CCCS Board Green Lights New Bachelor’s Degree in Business Administration

Colorado Community College System (CCCS) students will soon have the option to earn a four-year degree in business thanks to recent approval from the State Board for Community Colleges and Occupational Education.

At their meeting last month, board members gave CCCS the green light to offer a fully online bachelor’s of applied science (BAS) degree that will debut this fall. Designed collaboratively among seven of CCCS’ 13 colleges, the program will leverage open educational resources to further lower costs for students.

“It’s exciting because we see this as a higher-enrollment bachelor’s degree,” said Dr. Landon Pirius, CCCS vice chancellor for academic and student affairs. “This is going to serve our students really well in terms of access and workforce preparation.”

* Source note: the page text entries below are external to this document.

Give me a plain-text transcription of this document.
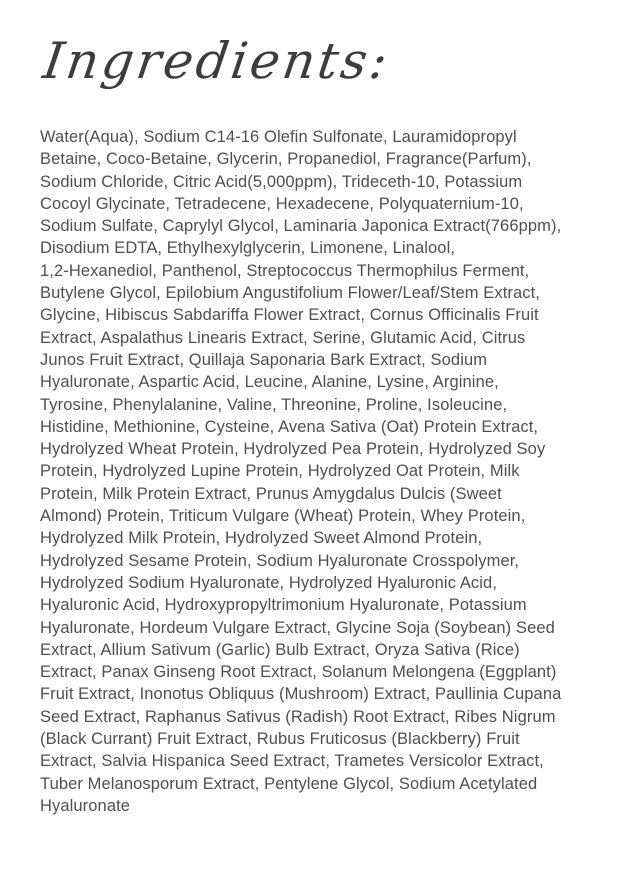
Ingredients:
Water(Aqua), Sodium C14-16 Olefin Sulfonate, Lauramidopropyl
Betaine, Coco-Betaine, Glycerin, Propanediol, Fragrance(Parfum),
Sodium Chloride, Citric Acid(5,000ppm), Trideceth-10, Potassium
Cocoyl Glycinate, Tetradecene, Hexadecene, Polyquaternium-10,
Sodium Sulfate, Caprylyl Glycol, Laminaria Japonica Extract(766ppm),
Disodium EDTA, Ethylhexylglycerin, Limonene, Linalool,
1,2-Hexanediol, Panthenol, Streptococcus Thermophilus Ferment,
Butylene Glycol, Epilobium Angustifolium Flower/Leaf/Stem Extract,
Glycine, Hibiscus Sabdariffa Flower Extract, Cornus Officinalis Fruit
Extract, Aspalathus Linearis Extract, Serine, Glutamic Acid, Citrus
Junos Fruit Extract, Quillaja Saponaria Bark Extract, Sodium
Hyaluronate, Aspartic Acid, Leucine, Alanine, Lysine, Arginine,
Tyrosine, Phenylalanine, Valine, Threonine, Proline, Isoleucine,
Histidine, Methionine, Cysteine, Avena Sativa (Oat) Protein Extract,
Hydrolyzed Wheat Protein, Hydrolyzed Pea Protein, Hydrolyzed Soy
Protein, Hydrolyzed Lupine Protein, Hydrolyzed Oat Protein, Milk
Protein, Milk Protein Extract, Prunus Amygdalus Dulcis (Sweet
Almond) Protein, Triticum Vulgare (Wheat) Protein, Whey Protein,
Hydrolyzed Milk Protein, Hydrolyzed Sweet Almond Protein,
Hydrolyzed Sesame Protein, Sodium Hyaluronate Crosspolymer,
Hydrolyzed Sodium Hyaluronate, Hydrolyzed Hyaluronic Acid,
Hyaluronic Acid, Hydroxypropyltrimonium Hyaluronate, Potassium
Hyaluronate, Hordeum Vulgare Extract, Glycine Soja (Soybean) Seed
Extract, Allium Sativum (Garlic) Bulb Extract, Oryza Sativa (Rice)
Extract, Panax Ginseng Root Extract, Solanum Melongena (Eggplant)
Fruit Extract, Inonotus Obliquus (Mushroom) Extract, Paullinia Cupana
Seed Extract, Raphanus Sativus (Radish) Root Extract, Ribes Nigrum
(Black Currant) Fruit Extract, Rubus Fruticosus (Blackberry) Fruit
Extract, Salvia Hispanica Seed Extract, Trametes Versicolor Extract,
Tuber Melanosporum Extract, Pentylene Glycol, Sodium Acetylated
Hyaluronate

The degree includes 45 credits of coursework in management, marketing, and other business-related fields and 15 credits in general education. As a “stackable” program, CCCS students can apply credits earned in certificates and associate degrees to accelerate their journey to a four-year credential.


“It’s a great example of the concept that we are one system powered by 13 colleges, where we’re making opportunity for all of our institutions, together.”
Dr. Landon Mascareñaz, Chair of the State Board


“Students who complete the associate of applied science degree in business do not necessarily have the smoothest transfer to a four-year university,” Dr. Pirius explained. “This provides an opportunity for our students to complete a bachelor’s degree without the loss of credits.”

Business is one of the most popular majors among CCCS students and boasts strong job growth and earnings outcomes, said Dr. Colleen Simpson, president of Front Range Community College (FRCC). Positions in business administration will expand by up to 14% and 9.7% in rural and urban areas, respectively, and offer a median wage of $26 to $38 per hour, depending on the location.

“We have seen a very strong pipeline with high enrollment in business administration at all of the respective colleges,” Dr. Simpson told board members. “This degree will be very beneficial for our adult learners because of the flexibility in the modality.”

In the coming years, CCCS administrators plan to roll out more online BAS degree programs in education, construction management, behavioral health, and cybersecurity. CCCS colleges hope to create specialties within programs, too, said Dr. Rebecca Woulfe, vice president of academic affairs and provost at FRCC.

“We’ll take this base business administration degree and add on the concentrations that will support even more of our technical areas, such as logistics or industrial technology, so that our automotive students and our welding students have the opportunity to also complete a bachelor’s degree,” she said.

Dr. Landon Mascareñaz, the chair of the state board, praised the program’s innovative model and its potential benefits for students.

“It’s a great example of the concept that we are one system powered by 13 colleges, where we’re making opportunity for all of our institutions, together,” he said.